Но сильнее, чем недовольство и презрение родных, Микеланджело раздражали флорентийские мастера искусств. Они что ни день лезли к нему с непрошеными советами.
– Попробуй-ка развернуть фигуру, так лучше будет, – кричал ему Боттичелли, ухватившись за деревянную изгородь двора.
– Нет, давай левее, – возражал пристроившийся рядом Пьетро Перуджино.
– Переверни ее вверх ногами; один черт – никакой разницы, – подавал голос Джулиано да Сангалло.
– И уже начни наконец рубить этот мрамор, – подначивал Давид Гирландайо.
Присоединился к высокому собранию и Леонардо.
– Ты, кажется, похвалялся своей искушенностью в скульптуре, – елейным тоном говорил он, и драгоценный перстень на его пальце невыносимо брызгал искрами. – Мы уже заждались того момента, когда чудеса начнут стекать с кончиков твоих пальцев, словно святая вода при таинстве крещения.
Издевки Леонардо прожигали огнем. Даже после того, как маэстро уходил домой спать, в душе Микеланджело еще долго лавой клокотала ярость.
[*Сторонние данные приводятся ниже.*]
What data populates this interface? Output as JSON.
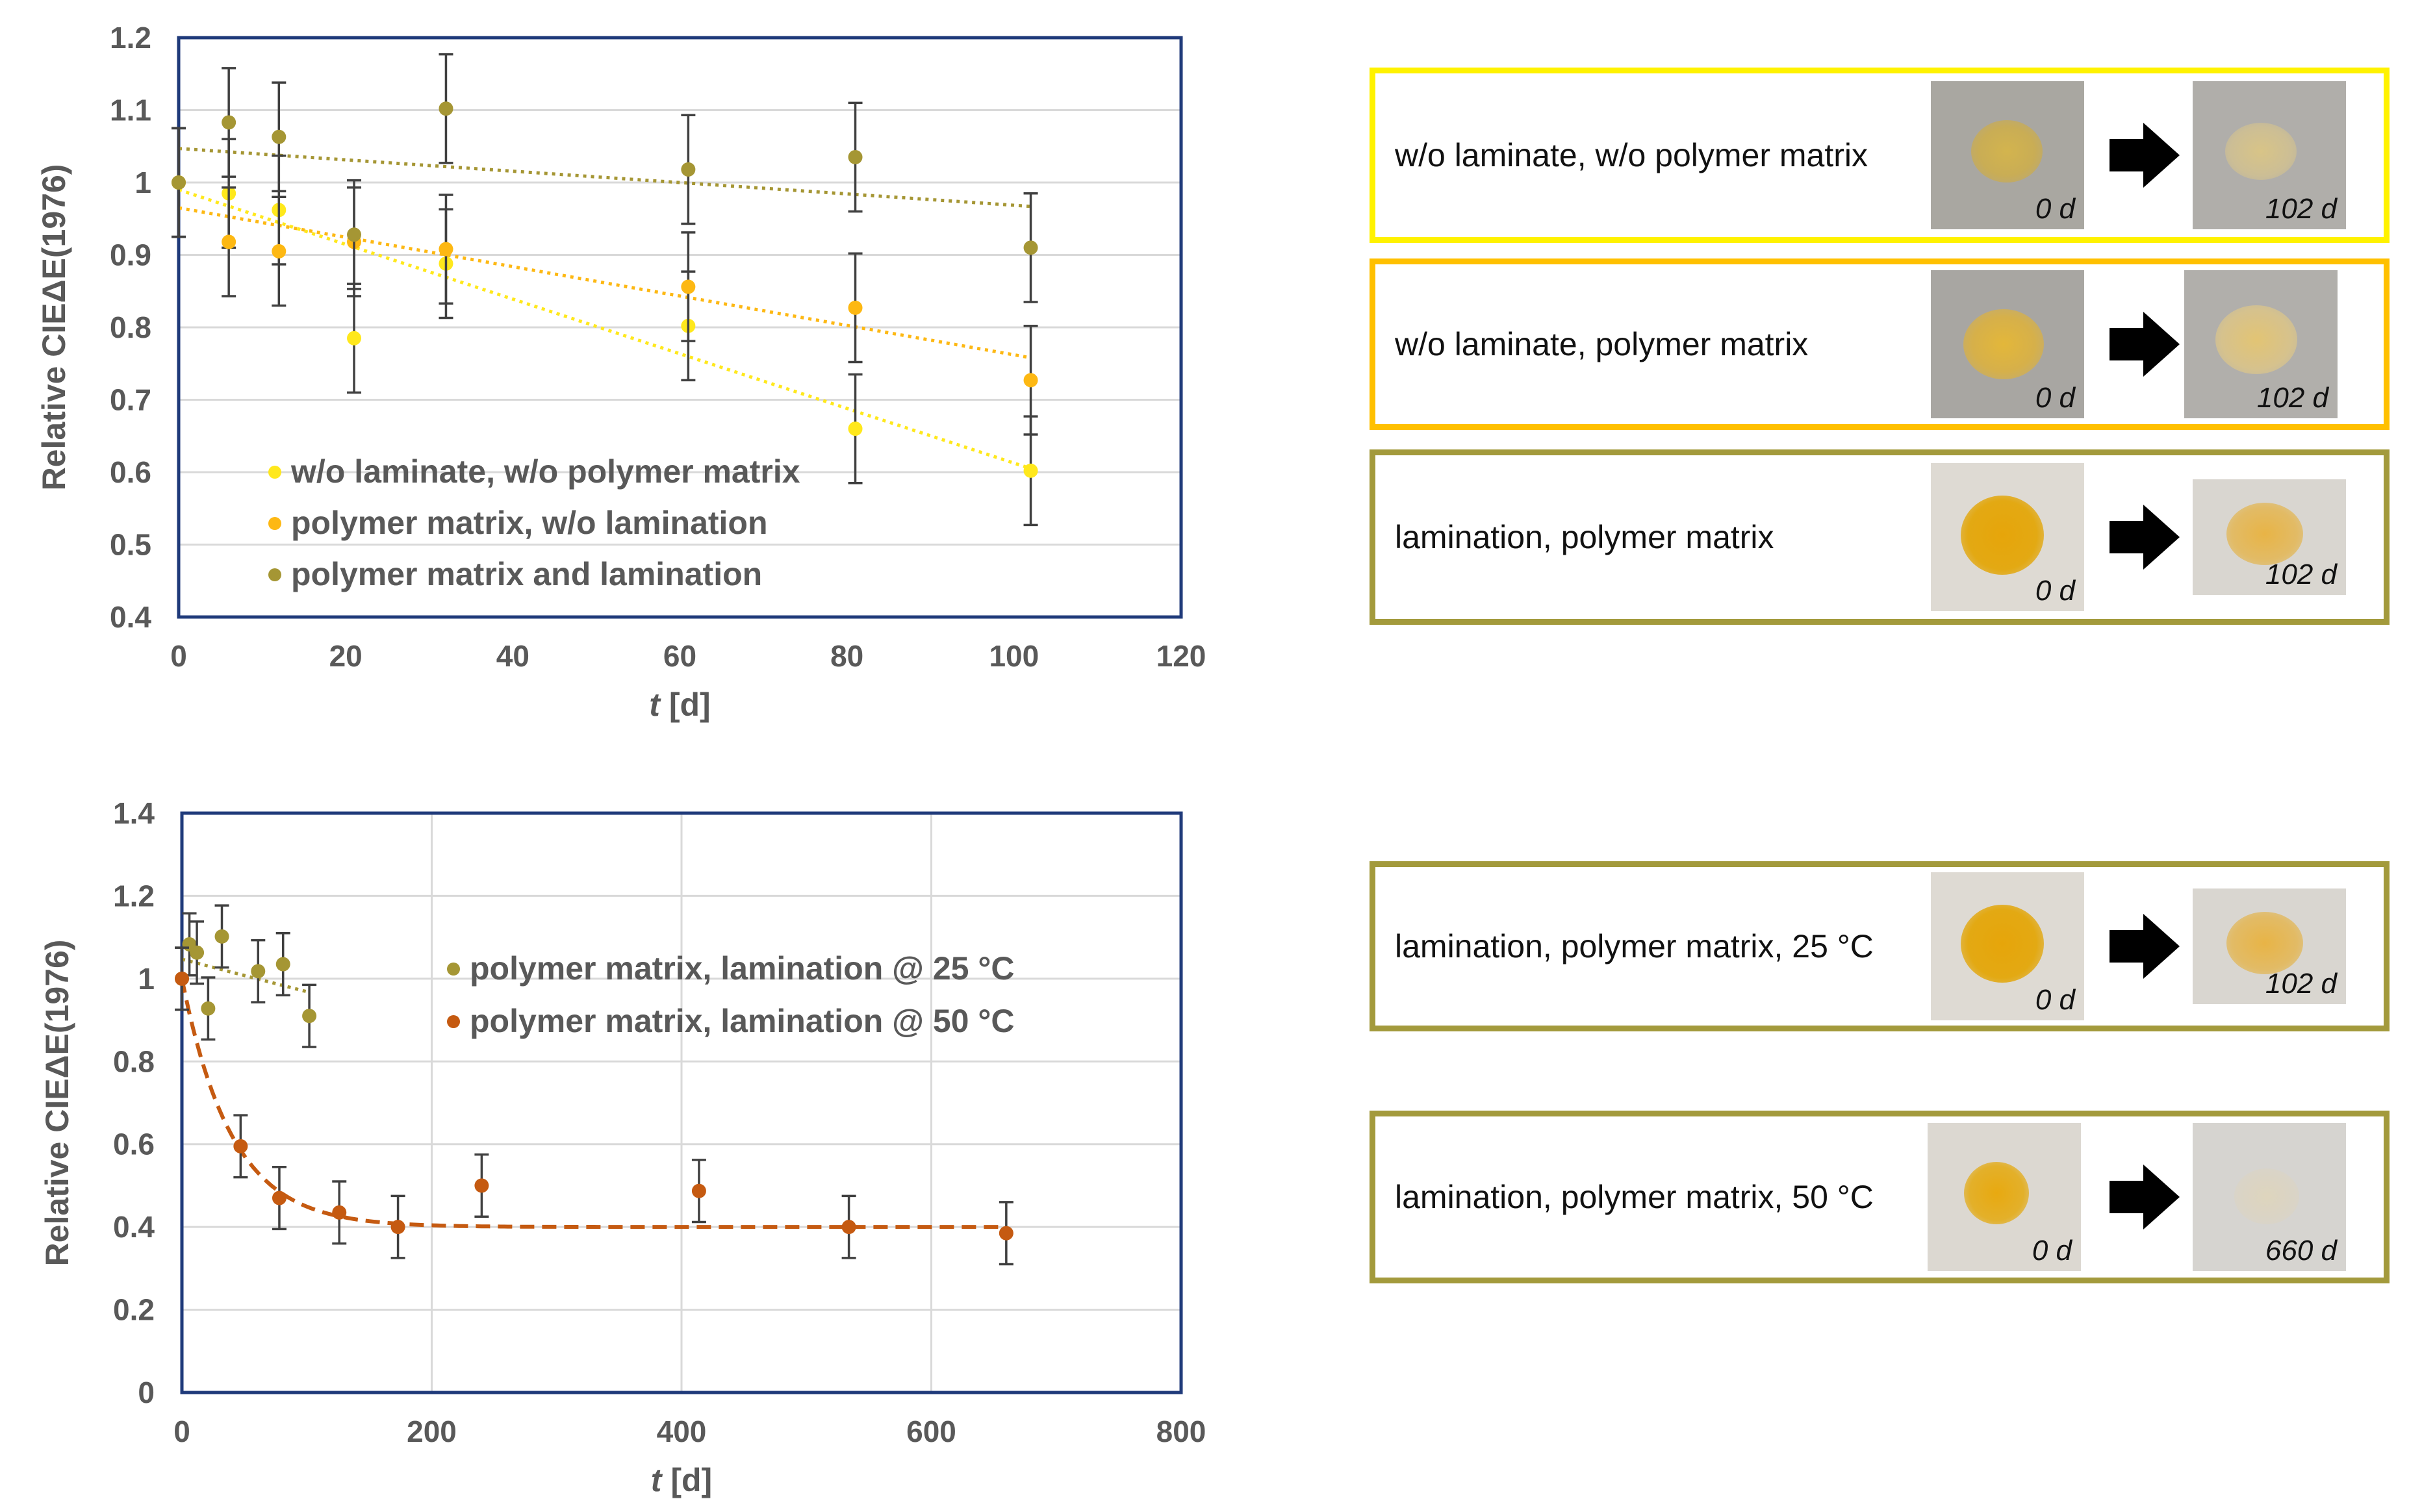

Наступила осень. Дни становились холоднее, в воздухе запахло дымом, смолой и дождем. А Микеланджело все топтался на месте, все еще делал зарисовки, в тысячный раз рассматривал и промерял камень, часами гладил и ощупывал все шероховатости его зернистой поверхности. Он забыл о себе, почти ничего не ел, домой добирался лишь к ночи, заваливался без сил на полу, спал несколько часов прямо у двери, возле очага, а рано утром, прихватив остатки черствого хлеба, снова уходил, пока родичи не проснулись и не принялись опять попрекать его. Все силы души, всю страсть, на какую способно было его сердце, он изливал на камень, но тот по-прежнему молчал.
Никогда еще ему не попадался такой немой мрамор. Каждый камень, из которого он ваял, которого касался своим резцом, всегда говорил с ним. Некоторые шептали, другие орали и даже брыкались, но у всех было что сказать ему. Свое первое произведение из мрамора – барельеф с изображением Мадонны, сидящей с младенцем Иисусом у лестницы, ведущей в небеса, – он изваял в пятнадцать лет, но даже тот жалкий кусок мрамора тихонько бормотал. А великолепный мрамор, которому суждено было превратиться под его руками в Пьету, подавал голос беспрестанно – все те часы, что он над ним трудился. Камень Дуччо, однако, не желал говорить с ним. Он же не мог ничего изваять из мрамора, пока не слышал его голоса.